Particolare rilievo a questo proposito assume il comma 4 dell’art.70 che prende in considerazione il caso dell’accertamento durante una verifica di Vigilanza della non rispondenza di uno o più requisiti di sicurezza su una attrezzatura di lavoro immessa sul mercato o messa in servizio ai sensi di un decreto di recepimento di una direttiva europea. L’organo di Vigilanza che ha rilevato la non rispondenza in dee di utilizzo applica nei confronti del datore di lavoro/utilizzatore le procedure previste dagli artt.20 e 21 D.L.gs. 19 dicembre 1994 n.758 mediante prescrizione a rimuovere la situazione di rischio determinata dalla mancata rispondenza ad uno o più requisiti di sicurezza.
Soggetti privati autorizzati alle verifiche :
Sino all’emanazione del DM. 81/08, i soggetti privati potevano essere esclusivamente o soggetti competenti per i controlli affidati al datore di lavoro o Organismi notificati per la certificazione di conformità prevista nelle diverse direttive di prodotto.
L’art.71 al comma 12 prevede una grossa novità:
la possibilità che l’ISPESL e le ASL rispettivamente per le verifiche di loro competenza, possono delegare soggetti privati. I requisiti di tali soggetti sono demandati a successivi DM da emettere entro un anno dall’entrata in vigore del Decreto stesso.

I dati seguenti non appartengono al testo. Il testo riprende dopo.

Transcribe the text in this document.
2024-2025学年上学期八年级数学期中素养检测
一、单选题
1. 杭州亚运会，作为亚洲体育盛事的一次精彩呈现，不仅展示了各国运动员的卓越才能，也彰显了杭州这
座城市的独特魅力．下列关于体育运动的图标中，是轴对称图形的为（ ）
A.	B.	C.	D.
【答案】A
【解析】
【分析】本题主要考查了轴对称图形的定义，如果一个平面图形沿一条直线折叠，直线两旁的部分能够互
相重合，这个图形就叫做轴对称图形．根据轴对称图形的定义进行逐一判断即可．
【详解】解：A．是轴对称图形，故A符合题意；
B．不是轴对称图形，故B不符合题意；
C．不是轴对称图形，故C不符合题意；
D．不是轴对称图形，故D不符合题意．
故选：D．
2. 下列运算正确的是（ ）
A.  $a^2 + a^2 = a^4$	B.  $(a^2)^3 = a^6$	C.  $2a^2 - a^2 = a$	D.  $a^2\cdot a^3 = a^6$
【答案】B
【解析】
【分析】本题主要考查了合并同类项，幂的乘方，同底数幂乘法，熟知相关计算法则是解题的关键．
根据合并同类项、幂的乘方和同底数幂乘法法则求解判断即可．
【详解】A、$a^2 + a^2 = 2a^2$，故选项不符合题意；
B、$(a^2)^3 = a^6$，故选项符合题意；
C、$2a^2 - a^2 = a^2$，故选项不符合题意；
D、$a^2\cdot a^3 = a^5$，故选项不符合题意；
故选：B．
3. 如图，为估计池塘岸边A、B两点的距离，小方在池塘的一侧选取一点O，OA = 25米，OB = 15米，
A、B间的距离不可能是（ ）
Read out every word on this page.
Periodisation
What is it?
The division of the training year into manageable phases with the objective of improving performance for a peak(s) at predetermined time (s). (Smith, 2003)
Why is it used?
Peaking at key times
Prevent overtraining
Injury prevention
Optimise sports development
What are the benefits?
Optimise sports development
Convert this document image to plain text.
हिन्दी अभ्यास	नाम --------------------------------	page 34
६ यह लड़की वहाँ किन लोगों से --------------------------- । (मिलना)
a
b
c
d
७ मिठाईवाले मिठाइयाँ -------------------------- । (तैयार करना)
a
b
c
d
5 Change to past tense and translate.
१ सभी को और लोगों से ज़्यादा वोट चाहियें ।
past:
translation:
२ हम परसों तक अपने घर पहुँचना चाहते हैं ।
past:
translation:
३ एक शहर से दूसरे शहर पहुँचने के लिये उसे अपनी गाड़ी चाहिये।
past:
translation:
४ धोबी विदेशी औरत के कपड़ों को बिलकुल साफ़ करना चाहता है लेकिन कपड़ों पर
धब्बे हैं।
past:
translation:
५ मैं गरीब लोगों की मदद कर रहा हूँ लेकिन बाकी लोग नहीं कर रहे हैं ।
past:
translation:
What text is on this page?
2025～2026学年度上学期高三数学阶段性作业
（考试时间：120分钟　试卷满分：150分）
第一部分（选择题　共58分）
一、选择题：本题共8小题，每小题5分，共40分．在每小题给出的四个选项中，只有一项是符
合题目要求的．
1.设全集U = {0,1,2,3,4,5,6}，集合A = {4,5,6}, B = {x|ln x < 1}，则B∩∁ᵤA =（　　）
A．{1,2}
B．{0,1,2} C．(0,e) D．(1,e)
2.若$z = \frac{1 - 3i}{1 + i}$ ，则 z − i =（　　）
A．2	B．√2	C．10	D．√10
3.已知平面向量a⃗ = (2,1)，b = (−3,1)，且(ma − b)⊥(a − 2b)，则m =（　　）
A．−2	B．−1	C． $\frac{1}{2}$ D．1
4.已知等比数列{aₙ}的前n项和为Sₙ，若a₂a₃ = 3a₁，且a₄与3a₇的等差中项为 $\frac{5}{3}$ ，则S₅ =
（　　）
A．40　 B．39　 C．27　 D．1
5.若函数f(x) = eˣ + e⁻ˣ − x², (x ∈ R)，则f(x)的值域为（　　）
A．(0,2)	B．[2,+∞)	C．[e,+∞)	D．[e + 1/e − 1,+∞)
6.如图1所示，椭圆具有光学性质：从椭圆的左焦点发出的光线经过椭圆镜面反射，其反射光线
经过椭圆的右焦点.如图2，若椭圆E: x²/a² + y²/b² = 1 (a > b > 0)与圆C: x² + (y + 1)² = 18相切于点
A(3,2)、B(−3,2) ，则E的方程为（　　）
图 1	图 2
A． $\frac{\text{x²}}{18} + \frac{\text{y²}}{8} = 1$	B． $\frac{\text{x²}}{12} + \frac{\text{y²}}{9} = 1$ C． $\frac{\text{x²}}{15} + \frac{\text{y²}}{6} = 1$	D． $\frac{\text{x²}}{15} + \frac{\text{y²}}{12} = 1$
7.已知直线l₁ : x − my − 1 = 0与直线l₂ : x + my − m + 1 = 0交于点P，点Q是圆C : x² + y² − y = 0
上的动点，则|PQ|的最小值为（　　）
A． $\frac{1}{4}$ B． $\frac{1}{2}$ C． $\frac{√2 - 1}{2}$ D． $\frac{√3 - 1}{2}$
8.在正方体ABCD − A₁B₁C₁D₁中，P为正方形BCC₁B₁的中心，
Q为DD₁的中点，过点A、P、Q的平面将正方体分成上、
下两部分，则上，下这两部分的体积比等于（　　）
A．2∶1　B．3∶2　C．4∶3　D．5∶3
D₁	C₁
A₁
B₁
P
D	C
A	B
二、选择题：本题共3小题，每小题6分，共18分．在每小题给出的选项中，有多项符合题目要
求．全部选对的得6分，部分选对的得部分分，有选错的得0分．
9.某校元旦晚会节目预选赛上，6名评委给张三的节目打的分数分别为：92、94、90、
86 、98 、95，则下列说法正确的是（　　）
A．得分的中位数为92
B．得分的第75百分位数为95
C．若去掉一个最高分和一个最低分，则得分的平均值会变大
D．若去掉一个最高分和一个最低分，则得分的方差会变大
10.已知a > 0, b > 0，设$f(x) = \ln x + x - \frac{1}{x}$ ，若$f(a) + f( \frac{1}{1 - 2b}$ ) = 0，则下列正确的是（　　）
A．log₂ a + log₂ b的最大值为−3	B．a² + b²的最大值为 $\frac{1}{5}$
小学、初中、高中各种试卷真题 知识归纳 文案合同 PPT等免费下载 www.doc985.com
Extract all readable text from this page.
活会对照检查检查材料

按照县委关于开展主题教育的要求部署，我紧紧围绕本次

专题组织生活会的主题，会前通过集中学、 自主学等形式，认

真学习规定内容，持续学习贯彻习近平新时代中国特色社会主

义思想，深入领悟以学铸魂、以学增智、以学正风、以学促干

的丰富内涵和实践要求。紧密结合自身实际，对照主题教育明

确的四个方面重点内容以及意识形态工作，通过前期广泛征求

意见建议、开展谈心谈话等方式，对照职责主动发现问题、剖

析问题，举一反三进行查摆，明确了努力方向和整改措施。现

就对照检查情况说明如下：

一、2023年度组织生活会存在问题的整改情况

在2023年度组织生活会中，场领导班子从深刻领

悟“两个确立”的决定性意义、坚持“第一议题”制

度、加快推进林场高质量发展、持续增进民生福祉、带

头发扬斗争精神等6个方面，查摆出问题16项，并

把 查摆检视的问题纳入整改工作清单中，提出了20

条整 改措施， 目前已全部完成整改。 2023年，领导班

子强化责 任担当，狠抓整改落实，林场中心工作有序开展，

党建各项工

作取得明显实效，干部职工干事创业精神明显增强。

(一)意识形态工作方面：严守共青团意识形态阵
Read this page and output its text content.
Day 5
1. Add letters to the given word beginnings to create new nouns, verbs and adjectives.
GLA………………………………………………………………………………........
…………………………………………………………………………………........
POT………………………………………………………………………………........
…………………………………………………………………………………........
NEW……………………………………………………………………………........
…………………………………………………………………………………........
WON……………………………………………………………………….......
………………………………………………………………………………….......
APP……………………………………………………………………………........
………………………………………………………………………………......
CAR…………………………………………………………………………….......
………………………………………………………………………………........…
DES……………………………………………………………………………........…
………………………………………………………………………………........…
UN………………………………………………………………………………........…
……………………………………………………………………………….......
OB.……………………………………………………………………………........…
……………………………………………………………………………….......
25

E’ estremamente importante quanto in proposito è stabilito dallo stesso comma 12 che chiarisce che tali soggetti privati dovranno rispondere direttamente alla struttura pubblica titolare della funzione. Nella revisione del DM 81/08 attualmente in corso si è stabilito che i titolari delle verifiche (ISPESL e ASL)dovranno delegare tali soggetti se non effettueranno le verifiche richieste entro sessanta giorni.
Al termine di questo esame dell’evoluzione del regime delle verifiche avvenuto negli ultimi cinquanta anni nel nostro paese si può affermare che ad una sostanziale continuità dei controlli previsti corrisponde una diversa attribuzione di competenze per i soggetti verificatori, nonché una ridefinita figura del datore di lavoro che si pone ora quale responsabile attivo della sicurezza e della salute sui luoghi di lavoro.